Minneapolis would rely on furloughs, up to 40 layoffs and cash reserves to help fill an estimated $156 million budget hole left by the coronavirus pandemic under a plan presented Thursday by Mayor Jacob Frey.
“This unprecedented time calls for an unprecedented approach to our budget,” Frey told the City Council during a roughly 15-minute presentation that kicked off efforts to revise the city’s budget.
Frey’s proposal is far from final and must be approved by the City Council. Tense, fast-paced negotiations are expected to unfold over the next 2 ½ weeks.
The coronavirus pandemic and the business closures designed to slow the spread of COVID-19 dealt a sharp blow to the city’s finances. The exact figures have fluctuated as the city learns more about the virus. The latest estimates show it expects to lose roughly 10% of its $1.6 billion budgeted revenue this year
With fewer people coming to the city to work, parking revenue shrank. Water usage dropped. Tax revenue that would normally flow in after large events evaporated.

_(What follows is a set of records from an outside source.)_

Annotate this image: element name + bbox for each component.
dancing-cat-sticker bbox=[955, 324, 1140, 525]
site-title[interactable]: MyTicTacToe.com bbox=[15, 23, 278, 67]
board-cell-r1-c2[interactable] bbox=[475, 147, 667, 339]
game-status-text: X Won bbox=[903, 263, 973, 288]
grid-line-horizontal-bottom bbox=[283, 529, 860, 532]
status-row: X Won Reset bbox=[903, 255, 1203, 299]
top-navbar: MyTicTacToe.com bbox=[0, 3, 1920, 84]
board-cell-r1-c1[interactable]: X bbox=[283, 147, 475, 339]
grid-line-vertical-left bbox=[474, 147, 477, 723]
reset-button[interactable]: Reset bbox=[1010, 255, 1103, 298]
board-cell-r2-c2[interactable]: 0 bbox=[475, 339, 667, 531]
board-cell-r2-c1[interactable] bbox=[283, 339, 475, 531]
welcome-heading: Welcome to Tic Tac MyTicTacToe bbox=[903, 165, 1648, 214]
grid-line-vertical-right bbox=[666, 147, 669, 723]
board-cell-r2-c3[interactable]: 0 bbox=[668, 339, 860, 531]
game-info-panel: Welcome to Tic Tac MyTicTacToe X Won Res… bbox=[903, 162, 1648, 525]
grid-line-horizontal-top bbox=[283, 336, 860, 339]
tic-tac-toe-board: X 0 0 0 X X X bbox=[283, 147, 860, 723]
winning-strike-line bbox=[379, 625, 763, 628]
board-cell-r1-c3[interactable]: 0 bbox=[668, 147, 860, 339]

At the same time, the city also racked up unexpected costs responding to the pandemic, as well as the unrest that followed George Floyd’s death. The city has not yet released a full accounting of how much it spent during those crises.
While some in City Hall expect this year’s budget cuts to be painful, many are expecting the decisions for next year’s budget to be even tougher.
Next year, the city will begin to feel the effects of property tax losses resulting from the riots that left more than 1,000 buildings damaged after Floyd’s death.
“The decisions we make today must take into account current conditions but also be made with an eye toward the future,” Frey told council members.
The city says it has already saved roughly $58 million by implementing hiring and wage freezes, as well as cutting some contracts and delaying some purchases.
Frey’s proposal would use just under $58 million in cash reserves — nearly a third of the total available — to help plug the remaining $98 million hole.
The plan calls for roughly four to six days of furloughs for many city workers, with the possibility of laying off up to 40 workers, depending on how negotiations unfold. The city employs about 4,000.
Frey said he would seek to minimize cuts for firefighters, police officers and 911 dispatchers, whose shifts would need to be filled by others working at a higher overtime pay rate.
“Let me be clear: Adding furlough days here would actually cost more money, not less,” Frey said.
The mayor’s proposal also relies on a series of budgetary transfers. It includes, for example, a $6 million “rollback” for some housing programs, but also seeks to add $4 million from a housing board established in the 1980s. The mayor’s office said it is trying to keep intact programs that provide “immediate service to residents with greatest needs” and programs that allow the city to qualify for additional public or private funding.
The mayor’s plan also reduces the amount of money that comes from the Convention Center to the city’s general fund, so the city can minimize unemployment costs that would come from layoffs there and boost the center’s ability to host large, revenue-generating events when it’s safe to do so again.
Frey stressed that the proposal is preliminary and “still in flux.” He said the city is still analyzing the impact of resignations and early retirements, as well as the possibilities of receiving state and federal aid to offset costs from the pandemic and unrest.
Public hearings are set for July 14 and 22.
Many will be watching to see if City Council members, during that process, attempt to resolve the contentious question of whether the city should continue to employ police officers and, if so, how many.
Frey suggested that major policy decisions are best left for next year’s budget. But Council President Lisa Bender said she expects discussion about public safety, particularly in public hearings.
“I think what we hear in these upcoming public hearings will likely help inform both this July budget and the one coming forward for the 2021 year,” she said.